CNN and KLTV report the indictment of Javier Alan Correa, 24, of Corpus Christi, Texas, by federal authorities for threatening to bomb the Islamic Center of Murfreesboro in 2011. At the announcement for the indictment, United States Attorney Jerry Martin spoke to the right to religious freedom and its guarantee to the American Muslim community:

The Department of Justice will not tolerate violence or threat of violence against the Muslim community here in Murfreesboro… The right to worship and assemble is a bedrock guarantee of this great nation.

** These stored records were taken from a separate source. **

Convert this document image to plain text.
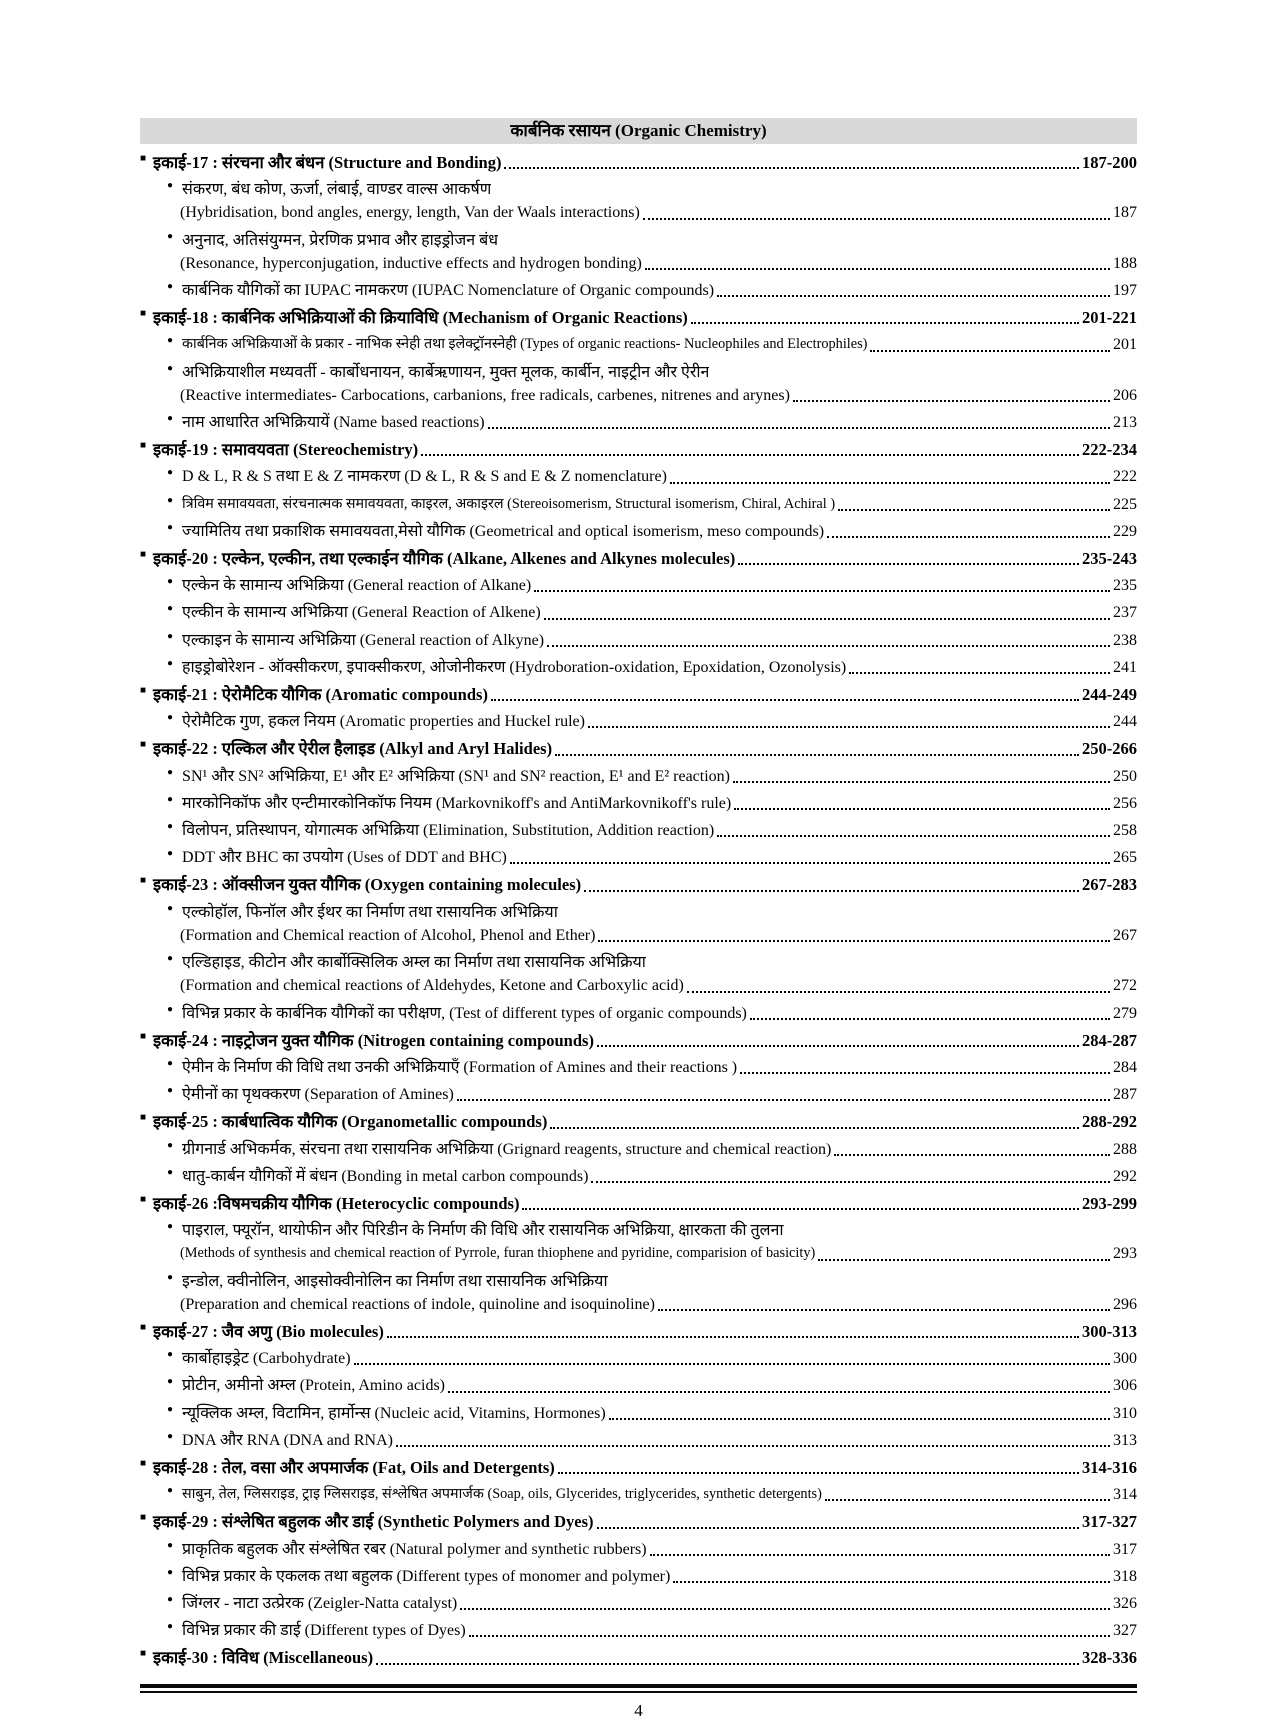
कार्बनिक रसायन (Organic Chemistry)
■ इकाई-17 : संरचना और बंधन (Structure and Bonding)	187-200
● संकरण, बंध कोण, ऊर्जा, लंबाई, वाण्डर वाल्स आकर्षण
(Hybridisation, bond angles, energy, length, Van der Waals interactions)	187
● अनुनाद, अतिसंयुग्मन, प्रेरणिक प्रभाव और हाइड्रोजन बंध
(Resonance, hyperconjugation, inductive effects and hydrogen bonding)	188
● कार्बनिक यौगिकों का IUPAC नामकरण (IUPAC Nomenclature of Organic compounds)	197
■ इकाई-18 : कार्बनिक अभिक्रियाओं की क्रियाविधि (Mechanism of Organic Reactions)	201-221
● कार्बनिक अभिक्रियाओं के प्रकार - नाभिक स्नेही तथा इलेक्ट्रॉनस्नेही (Types of organic reactions- Nucleophiles and Electrophiles)	201
● अभिक्रियाशील मध्यवर्ती - कार्बोधनायन, कार्बेऋणायन, मुक्त मूलक, कार्बीन, नाइट्रीन और ऐरीन
(Reactive intermediates- Carbocations, carbanions, free radicals, carbenes, nitrenes and arynes)	206
● नाम आधारित अभिक्रियायें (Name based reactions)	213
■ इकाई-19 : समावयवता (Stereochemistry)	222-234
● D & L, R & S तथा E & Z नामकरण (D & L, R & S and E & Z nomenclature)	222
● त्रिविम समावयवता, संरचनात्मक समावयवता, काइरल, अकाइरल (Stereoisomerism, Structural isomerism, Chiral, Achiral )	225
● ज्यामितिय तथा प्रकाशिक समावयवता,मेसो यौगिक (Geometrical and optical isomerism, meso compounds)	229
■ इकाई-20 : एल्केन, एल्कीन, तथा एल्काईन यौगिक (Alkane, Alkenes and Alkynes molecules)	235-243
● एल्केन के सामान्य अभिक्रिया (General reaction of Alkane)	235
● एल्कीन के सामान्य अभिक्रिया (General Reaction of Alkene)	237
● एल्काइन के सामान्य अभिक्रिया (General reaction of Alkyne)	238
● हाइड्रोबोरेशन - ऑक्सीकरण, इपाक्सीकरण, ओजोनीकरण (Hydroboration-oxidation, Epoxidation, Ozonolysis)	241
■ इकाई-21 : ऐरोमैटिक यौगिक (Aromatic compounds)	244-249
● ऐरोमैटिक गुण, हकल नियम (Aromatic properties and Huckel rule)	244
■ इकाई-22 : एल्किल और ऐरील हैलाइड (Alkyl and Aryl Halides)	250-266
● SN¹ और SN² अभिक्रिया, E¹ और E² अभिक्रिया (SN¹ and SN² reaction, E¹ and E² reaction)	250
● मारकोनिकॉफ और एन्टीमारकोनिकॉफ नियम (Markovnikoff's and AntiMarkovnikoff's rule)	256
● विलोपन, प्रतिस्थापन, योगात्मक अभिक्रिया (Elimination, Substitution, Addition reaction)	258
● DDT और BHC का उपयोग (Uses of DDT and BHC)	265
■ इकाई-23 : ऑक्सीजन युक्त यौगिक (Oxygen containing molecules)	267-283
● एल्कोहॉल, फिनॉल और ईथर का निर्माण तथा रासायनिक अभिक्रिया
(Formation and Chemical reaction of Alcohol, Phenol and Ether)	267
● एल्डिहाइड, कीटोन और कार्बोक्सिलिक अम्ल का निर्माण तथा रासायनिक अभिक्रिया
(Formation and chemical reactions of Aldehydes, Ketone and Carboxylic acid)	272
● विभिन्न प्रकार के कार्बनिक यौगिकों का परीक्षण, (Test of different types of organic compounds)	279
■ इकाई-24 : नाइट्रोजन युक्त यौगिक (Nitrogen containing compounds)	284-287
● ऐमीन के निर्माण की विधि तथा उनकी अभिक्रियाएँ (Formation of Amines and their reactions )	284
● ऐमीनों का पृथक्करण (Separation of Amines)	287
■ इकाई-25 : कार्बधात्विक यौगिक (Organometallic compounds)	288-292
● ग्रीगनार्ड अभिकर्मक, संरचना तथा रासायनिक अभिक्रिया (Grignard reagents, structure and chemical reaction)	288
● धातु-कार्बन यौगिकों में बंधन (Bonding in metal carbon compounds)	292
■ इकाई-26 :विषमचक्रीय यौगिक (Heterocyclic compounds)	293-299
● पाइराल, फ्यूरॉन, थायोफीन और पिरिडीन के निर्माण की विधि और रासायनिक अभिक्रिया, क्षारकता की तुलना
(Methods of synthesis and chemical reaction of Pyrrole, furan thiophene and pyridine, comparision of basicity)	293
● इन्डोल, क्वीनोलिन, आइसोक्वीनोलिन का निर्माण तथा रासायनिक अभिक्रिया
(Preparation and chemical reactions of indole, quinoline and isoquinoline)	296
■ इकाई-27 : जैव अणु (Bio molecules)	300-313
● कार्बोहाइड्रेट (Carbohydrate)	300
● प्रोटीन, अमीनो अम्ल (Protein, Amino acids)	306
● न्यूक्लिक अम्ल, विटामिन, हार्मोन्स (Nucleic acid, Vitamins, Hormones)	310
● DNA और RNA (DNA and RNA)	313
■ इकाई-28 : तेल, वसा और अपमार्जक (Fat, Oils and Detergents)	314-316
● साबुन, तेल, ग्लिसराइड, ट्राइ ग्लिसराइड, संश्लेषित अपमार्जक (Soap, oils, Glycerides, triglycerides, synthetic detergents)	314
■ इकाई-29 : संश्लेषित बहुलक और डाई (Synthetic Polymers and Dyes)	317-327
● प्राकृतिक बहुलक और संश्लेषित रबर (Natural polymer and synthetic rubbers)	317
● विभिन्न प्रकार के एकलक तथा बहुलक (Different types of monomer and polymer)	318
● जिंग्लर - नाटा उत्प्रेरक (Zeigler-Natta catalyst)	326
● विभिन्न प्रकार की डाई (Different types of Dyes)	327
■ इकाई-30 : विविध (Miscellaneous)	328-336
4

Police are still searching for the parties responsible for arson and vandalism attacks on the mosque in 2010. More immediately, the County has just blocked the mosque's occupancy permit on the grounds that it did not provide enough public notice for a 2010 site-approval meeting. As in other cases of mosque opposition in the US, some claim that this legal technicality is being used as a veneer for the discriminatory blocking of a Muslim place of worship.

Blake Farmer at NPR reported on the role of fear and discrimination against Islam in the Murfreesboro controversy, as having started “as an attempt by mosque opponents to put the religion of Islam on trial.” To illustrate the fear-mongering at work in this dispute, Farmer quoted attorney Joe Brandon’s statement that the imposition of “Shariah law” was a “probability” if the mosque was allowed in Murfreesboro. Brandon contined, stating

Shariah law is not religion, and I'm unaware of any situation where you can separate Shariah law out from under Islam. Quite frankly, I see that as a problem.

Despite the loud minority of opposition, Farmer notes that most Murfreesboro residents are either indifferent or unaware of the mosque's existence.